Homem é preso após amputar o pé para receber seguro de R$ 1,5 milhão
Uma história que parece roteiro de filme de terror e ganância chocou a Justiça da Bahia. O servidor público Vanderley dos Santos começou a cumprir uma pena de dois anos de prisão após ser condenado por estelionato. O motivo? Ele planejou e executou a amputação do próprio pé direito na tentativa de fraudar seguradoras e embolsar uma fortuna estimada em R$ 1,5 milhão.
A defesa do funcionário público, que atuava na cidade de Amélia Rodrigues, no Recôncavo Baiano, tentou reverter a decisão com um recurso, mas o Tribunal de Justiça da Bahia (TJ-BA) rejeitou o pedido e manteve a condenação.
O Plano: Quatro Seguros de Vida em Poucas Semanas
De acordo com os autos do processo, a farsa começou a ser desenhada entre os meses de junho e julho de 2019. De forma extremamente suspeita, Vanderley contratou quatro seguros de vida e acidentes pessoais simultaneamente.
Somadas, as apólices dessas diferentes empresas previam o pagamento de indenizações polpudas de até R$ 1,5 milhão caso o segurado sofresse algum tipo de acidente que resultasse em invalidez permanente.
Apenas um mês após assinar os contratos, o servidor público apareceu sem o pé direito, alegando ter sido vítima de um crime brutal. No entanto, o volume de dinheiro envolvido e a pressa de Vanderley para dar entrada nos pedidos de indenização acenderam o alerta máximo no sistema de inteligência das seguradoras, que acionaram a Polícia Civil.
A Farsa do Assalto com "Extrema Crueldade"
Para tentar justificar a perda do membro, o homem inventou uma história de assalto digna de cinema. Segundo a versão dele, na madrugada de 10 de julho de 2019, ele trafegava por uma estrada vicinal na zona rural de São Gonçalo dos Campos (BA) quando foi rendido por criminosos.

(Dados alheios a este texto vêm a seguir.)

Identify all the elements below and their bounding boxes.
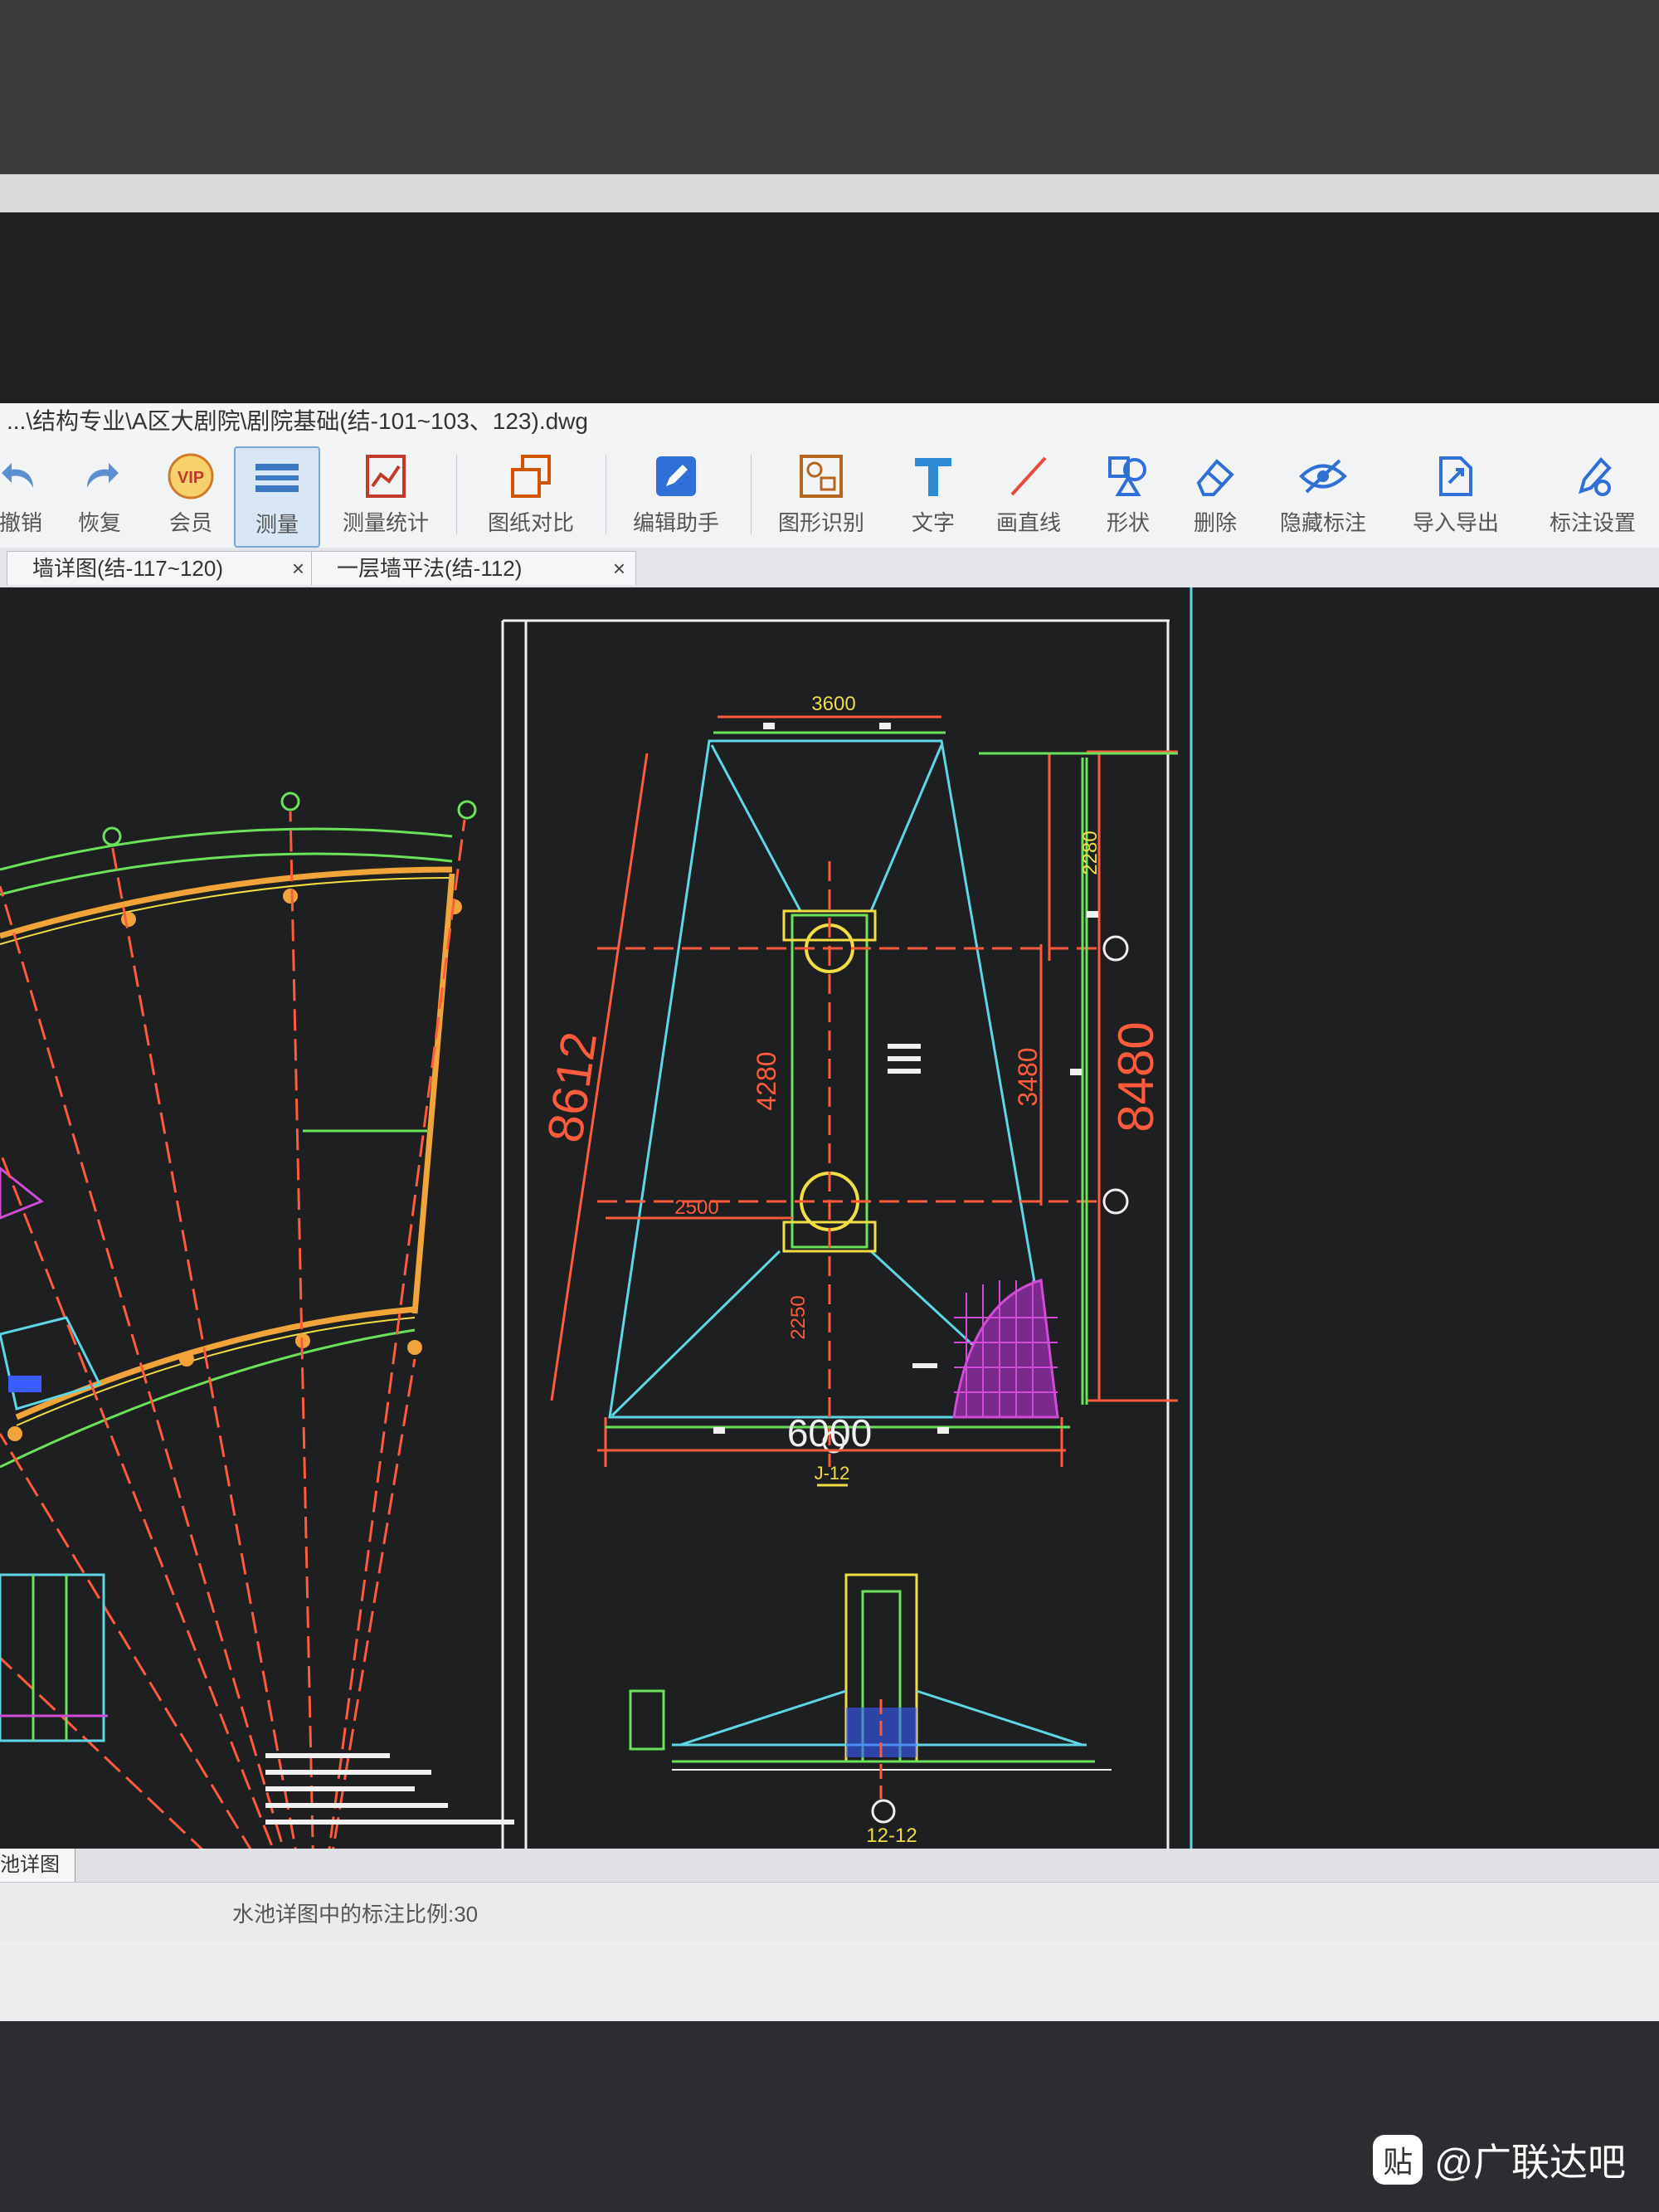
watermark: 贴 @广联达吧 — [1373, 2132, 1626, 2187]
section-12-12: 12-12 — [629, 1573, 1112, 1847]
window-title: ...\结构专业\A区大剧院\剧院基础(结-101~103、123).dwg — [0, 403, 1659, 440]
layout-tabs: 池详图 — [0, 1849, 1659, 1882]
shape-button[interactable]: 形状 — [1095, 446, 1161, 544]
dim-left-slant: 8612 — [537, 1028, 607, 1146]
annotation-settings-button[interactable]: 标注设置 — [1539, 446, 1647, 544]
close-icon[interactable]: × — [292, 552, 304, 585]
draw-line-button[interactable]: 画直线 — [987, 446, 1070, 544]
dim-right-total: 8480 — [1108, 1021, 1164, 1132]
tab-label: 一层墙平法(结-112) — [337, 556, 523, 581]
cad-drawing: 3600 8612 8480 2280 3480 4280 2500 2250 … — [0, 587, 1193, 1849]
status-message: 水池详图中的标注比例:30 — [232, 1902, 479, 1927]
cad-viewer-window: ...\结构专业\A区大剧院\剧院基础(结-101~103、123).dwg 撤… — [0, 403, 1659, 2021]
import-export-button[interactable]: 导入导出 — [1402, 446, 1510, 544]
edit-assistant-icon — [651, 451, 701, 501]
layout-tab-pool-detail[interactable]: 池详图 — [0, 1849, 75, 1882]
dim-bottom: 6000 — [787, 1411, 872, 1454]
watermark-text: @广联达吧 — [1434, 2141, 1626, 2184]
dim-top: 3600 — [811, 693, 855, 715]
dim-lower-vertical: 2250 — [787, 1295, 810, 1339]
shape-recognition-button[interactable]: 图形识别 — [767, 446, 875, 544]
section-label-j12: J-12 — [815, 1463, 850, 1484]
desk-background — [0, 212, 1659, 403]
vip-icon: VIP — [166, 451, 216, 501]
dim-left-horizontal: 2500 — [674, 1196, 718, 1219]
measure-stats-icon — [361, 451, 411, 501]
delete-button[interactable]: 删除 — [1182, 446, 1248, 544]
shape-recognition-icon — [796, 451, 846, 501]
tab-label: 墙详图(结-117~120) — [32, 556, 223, 581]
monitor-bezel — [0, 0, 1659, 174]
annotation-settings-icon — [1568, 451, 1618, 501]
hide-annotation-icon — [1298, 451, 1348, 501]
hide-annotation-button[interactable]: 隐藏标注 — [1269, 446, 1377, 544]
tab-wall-detail[interactable]: 墙详图(结-117~120) × — [7, 551, 315, 585]
footing-plan: 3600 8612 8480 2280 3480 4280 2500 2250 … — [537, 693, 1178, 1487]
edit-assistant-button[interactable]: 编辑助手 — [626, 446, 726, 544]
vip-button[interactable]: VIP 会员 — [158, 446, 224, 544]
toolbar-separator — [456, 455, 457, 534]
close-icon[interactable]: × — [613, 552, 625, 585]
shape-icon — [1103, 451, 1153, 501]
dim-right-upper: 2280 — [1079, 831, 1102, 875]
text-button[interactable]: 文字 — [900, 446, 966, 544]
curved-plan — [0, 792, 514, 1849]
document-tabs: 墙详图(结-117~120) × 一层墙平法(结-112) × — [0, 548, 1659, 588]
monitor-edge — [0, 174, 1659, 212]
redo-button[interactable]: 恢复 — [71, 446, 129, 544]
measure-icon — [252, 453, 302, 503]
text-icon — [908, 451, 958, 501]
dim-center-vertical: 4280 — [752, 1051, 781, 1110]
compare-button[interactable]: 图纸对比 — [481, 446, 581, 544]
tieba-badge-icon: 贴 — [1373, 2135, 1423, 2185]
redo-icon — [75, 451, 124, 501]
import-export-icon — [1431, 451, 1481, 501]
main-toolbar: 撤销 恢复 VIP 会员 测量 测量统计 图纸对比 编辑助手 图形识别 文字 画… — [0, 440, 1659, 548]
section-label-12-12: 12-12 — [866, 1825, 917, 1847]
dim-right-mid: 3480 — [1013, 1047, 1043, 1106]
vip-badge-text: VIP — [178, 469, 204, 487]
toolbar-separator — [751, 455, 752, 534]
status-bar: 水池详图中的标注比例:30 — [0, 1882, 1659, 1942]
line-icon — [1004, 451, 1053, 501]
measure-button[interactable]: 测量 — [234, 446, 320, 548]
tab-first-floor-wall[interactable]: 一层墙平法(结-112) × — [311, 551, 636, 585]
undo-icon — [0, 451, 46, 501]
drawing-canvas[interactable]: 3600 8612 8480 2280 3480 4280 2500 2250 … — [0, 587, 1659, 1849]
measure-stats-button[interactable]: 测量统计 — [336, 446, 435, 544]
undo-button[interactable]: 撤销 — [0, 446, 50, 544]
compare-icon — [506, 451, 556, 501]
eraser-icon — [1190, 451, 1240, 501]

Vanderley afirmou à polícia que, além de roubarem seus pertences, os ladrões agiram com extrema crueldade: usaram um facão para desferir golpes violentos até decepar o seu pé direito. Curiosamente, o membro amputado foi guardado dentro de uma mochila e localizado intacto junto com os pertences que o servidor alegava terem sido roubados pelos bandidos.
Ele foi socorrido, passou por uma cirurgia de emergência e, dias depois, já tentava sacar a bolada milionária.
Perícia Descobre "Técnica Cirúrgica" no Facão
A farsa desmoronou por completo quando os médicos legistas e peritos criminais analisaram o corte no membro e na perna do servidor. Os laudos periciais apontaram inconsistências impossíveis de serem ignoradas.
Os exames indicaram que a amputação do pé não apresentava os tecidos esmagados ou as marcas caóticas que seriam deixadas por golpes violentos de facão em um assalto de estrada. O corte era limpo, preciso e planejado.
“Quem ajudou o Vando tinha conhecimento de técnicas cirúrgicas, o que invalidou a versão de violência e do assalto”, revelou Adriano Scattini, um dos representantes das seguradoras envolvidas no caso.
Além disso, os investigadores ressaltaram que não fazia o menor sentido lógico um grupo de assaltantes realizar uma amputação cirúrgica no meio de uma estrada deserta sem exigir resgate ou qualquer outra vantagem financeira.
Condenação Mantida
A sentença de primeira instância concluiu que o servidor agiu com intenção deliberada de obter vantagem indevida, apontando que os valores dos seguros eram totalmente incompatíveis com a realidade financeira dele.
Ao julgar o recurso, os desembargadores do TJ-BA entenderam que o conjunto de provas — composto por laudos médicos, relatórios e depoimentos — era esmagador. Vanderley agora chora o arrependimento atrás das grades, sem o dinheiro e sem o pé.